Y no hablo únicamente de una manera de viajar, por supuesto (al fin y al cabo, eso sería cosa de cada cual y de los amigos que sufren la consabida presentación de fotos al regreso de cada viaje). Hablo, y esto sí me compete, de una manera de relatar el viaje y el mundo. No me creo la enésima revelación ante una catedral que ha sido ya fondo de tantas pantallas. No me puedo creer a los que impostan la voz para parecer Stendhal: el verdadero Stendhal se expresó de un modo ante la Roma de comienzos del XX, pero a buen seguro lo hubiese hecho de manera diferente ante la Estación Términi en 2012 (por ejemplo).

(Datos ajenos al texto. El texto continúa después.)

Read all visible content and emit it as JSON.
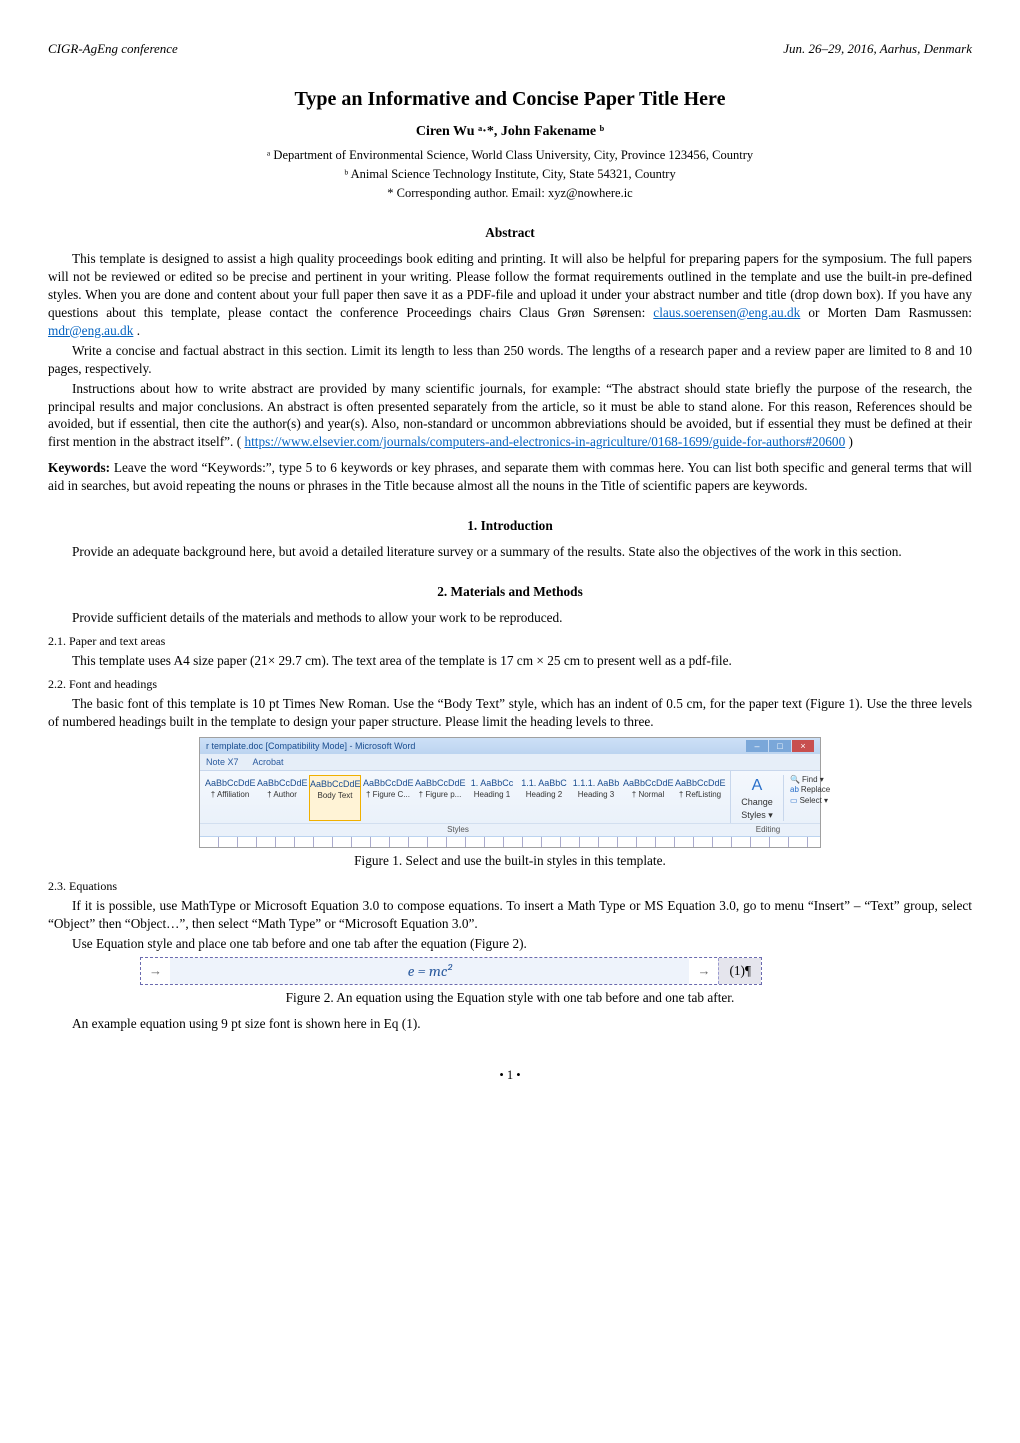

La voz de Héctor Carreto no puede ser más descarnadamente auténtica, quizá porque es buen lector de la tradición epigramática, excelente epigramista él mismo, y como tal, látigo de poseurs. Así, la experiencia mística que se espera ante un altar choca frontalmente contra la realidad más mostrenca: “‘Es hora de cerrar’, me dijeron los guardias” (“En la catedral de Barcelona”). Y los miles de kilómetros recorridos en pos de la imagen preconcebida se frustran, cuando la realidad se obstina en estropearnos la foto, como en “Paseo de Gracia, 2003”: “Mi único fin en este viaje fue retratarme ante los cuatro edificios de la Manzana de la Discordia. Fue en vano: un enorme bando que decía NO A LA GUERRA cubría las soberbias fachadas”. Quien bien conoce la tradición clásica epigramática propone sus propios epigramas satíricos contemporáneos: por ejemplo, “En un hotel de San Francisco” o “Troya revisitada”. Esta última es una Troya reloaded, una Troya con comentarios del poeta en que la épica deja paso al souvenir: El tema clásico de la ciudad reducida a ruinas, polvo, ceniza, se convierte aquí en un “A veces regreso a casa con un cenicero”. No solo el destino queda desmitificado (lo cual resulta relativamente sencillo de aceptar): también el yo, el sujeto de la experiencia y su enunciación, se desmitifica, y se convierte –aceptémoslo, aunque esto sea mucho más duro— en un mero comprador de recuerdos prefabricados.

En un mundo en que la reproducción de imágenes invade nuestra retina desde que nacemos, es imposible echar una mirada sobre algo que no haya sido previamente mostrado (y modelado) para nosotros por la literatura, el cómic o el cine, filtros insoslayables de nuestra percepción y de la vivencia de nuestros viajes (véase “Locomotora Versalles-París”). Los paisajes, además, se hacen intercambiables en el mundo globalizado, y ni siquiera nuestras vivencias infantiles parecen completamente a salvo de la exportación de estampas, de unas latitudes a otras, del pasado al presente. Vale la pena citar “Veracruz revisited”: “De niño, viajar al puerto de Veracruz era mi modo de ir a San Francisco. Pero un mal día el Gobierno retiró para siempre los tranvías. // Ahora, en San Francisco, retorno al Veracruz de mi infancia”.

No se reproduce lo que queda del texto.